Progress in real-time quantitative PCR (qPCR) technology has been steady since its invention approximately 15 years ago. Recent innovations and where the technology is headed in the future will be discussed at a Select Biosciences’ upcoming conference on “Advances in qPCR”.
Jan Hellemans, co-founder and CEO of Biogazelle, emphasizes the critical importance of optimizing both the front end (experimental design) and the back end (data analysis) of the qPCR workflow. Biogazelle’s flagship product, qbasePLUS, is a software solution for the analysis of qPCR data.
Hellemans notes that “there are still misconceptions as to how to best address the problem of inter-run variation with the experimental design.” The key principles, he says, are to “avoid the problem if possible, minimize the problem if it is not avoidable, and to correct for any variation that should actually occur.”
It would be ideal to screen all samples for a given gene on the same plate, he says, adding that it is not necessary to screen the reference gene(s) on the same plate. “This is a common misconception,” he says, acknowledging that using the same plate for a gene is not always possible, particularly given the large number of samples in the increasingly large studies being carried out today.
Measures should be taken to ensure that the potential variation is as small as possible. These measures would include using the same qPCR instrument and Cq value determination software settings, using the same batch of reagents, and minimizing the plate-to-plate variation by standardization. When variation does occur, Hellemans says that at least one sample should be re-analyzed in two different runs to enable correction for the variation.
According to Hellemans, the use of imputation statistical methods (commonly used by statisticians, but not yet widely adopted in qPCR data analysis) is a useful approach to recovering crucial missing data from qPCR experiments. The gold standard for normalization of qPCR expression data is normalization against multiple validated reference genes, he says. With the increasing size of experiments, there is an increased risk of missing data from one or more of these reference genes due to technical failure. Imputation is an effective approach to recovering this missing data, he adds.
Marina Guillet is the co-founder and vp lab director of TcLand Expression, which is developing companion diagnostics in immune-mediated disorders and biomarkers in solid organ transplantation. TcLand’s lead programs target rheumatoid arthritis and liver transplantation.
To ensure that a robust technological platform was used for biomarker development and validation, the entire qPCR process at TcLand was standardized and each step of the process optimized, Guillet explains. This included the development of stringent and robust standard operating procedures as well as a comprehensive knowledge of all sources of variabilities within the process, from the choice of the sampling procedure to data generation.
According to Guillet, there are a multitude of blood collection techniques to obtain RNA. However, only a few of these are compatible with the logistical and technical constraints associated with the usage of retrospective samples and large multicenter application.
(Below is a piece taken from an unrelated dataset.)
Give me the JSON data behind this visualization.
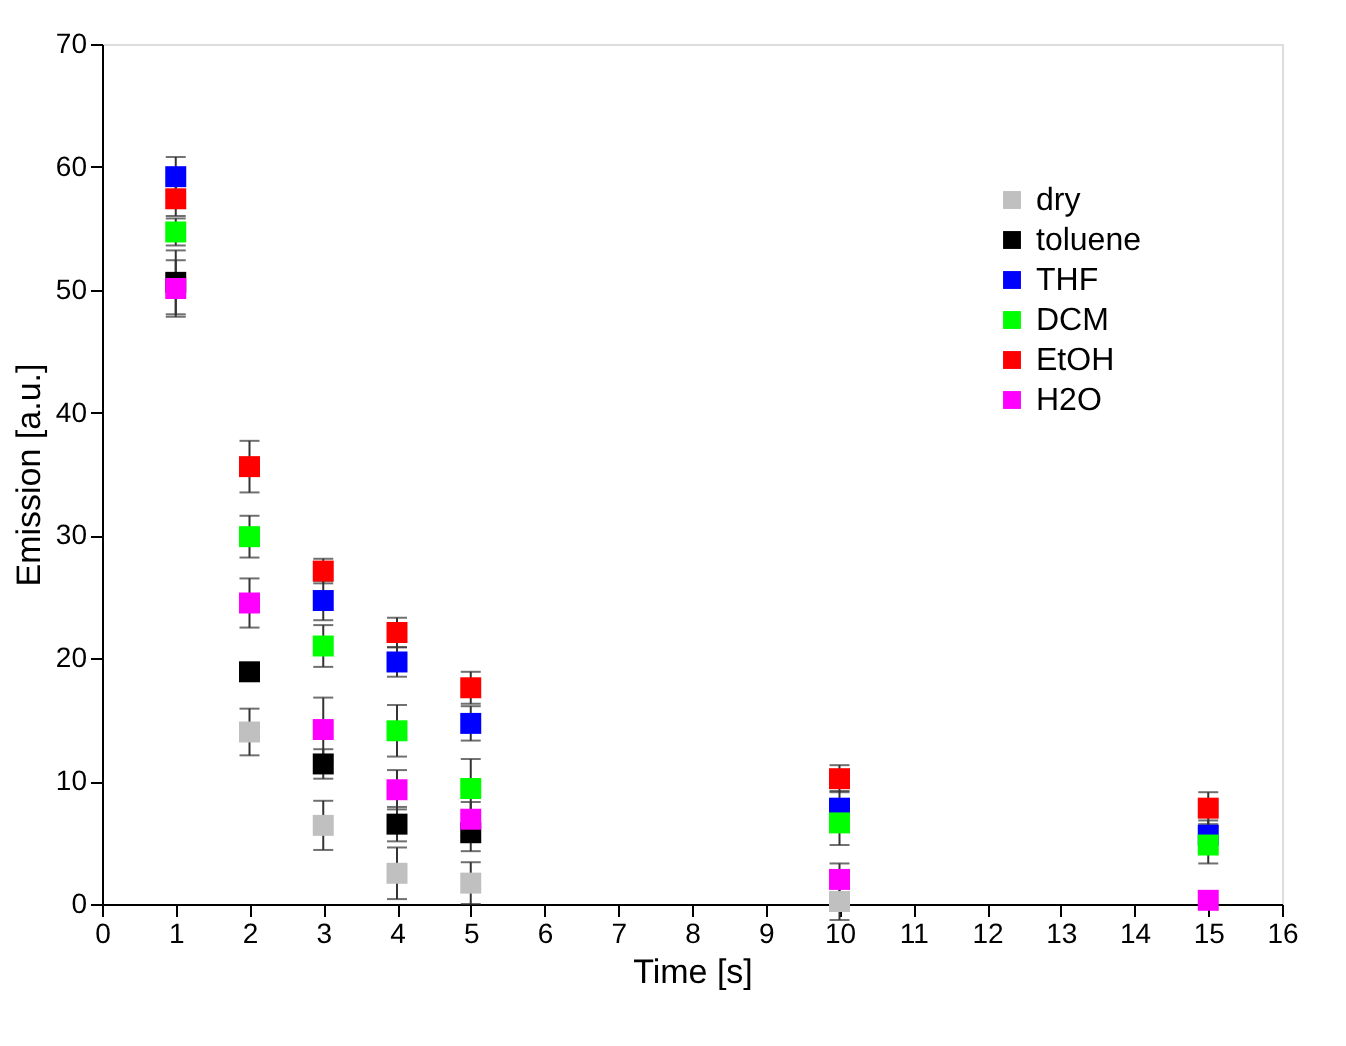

PAXgene blood RNA tubes (PreAnalytiX) were used to extract RNA. The PAXgene systems are the only blood collection tubes and associated RNA extraction kits to be CE-marked and to have received 510(k) clearance from the FDA, Guillet explains.
In a recent 30 gene study, Guillet and colleagues demonstrated that it is possible to obtain trustworthy results in qPCR assays by paying particular attention to every single step of the workflow. The TcLand investigation was a nested study similar to those that have been used to identify the most important sources of error in qPCR experiments.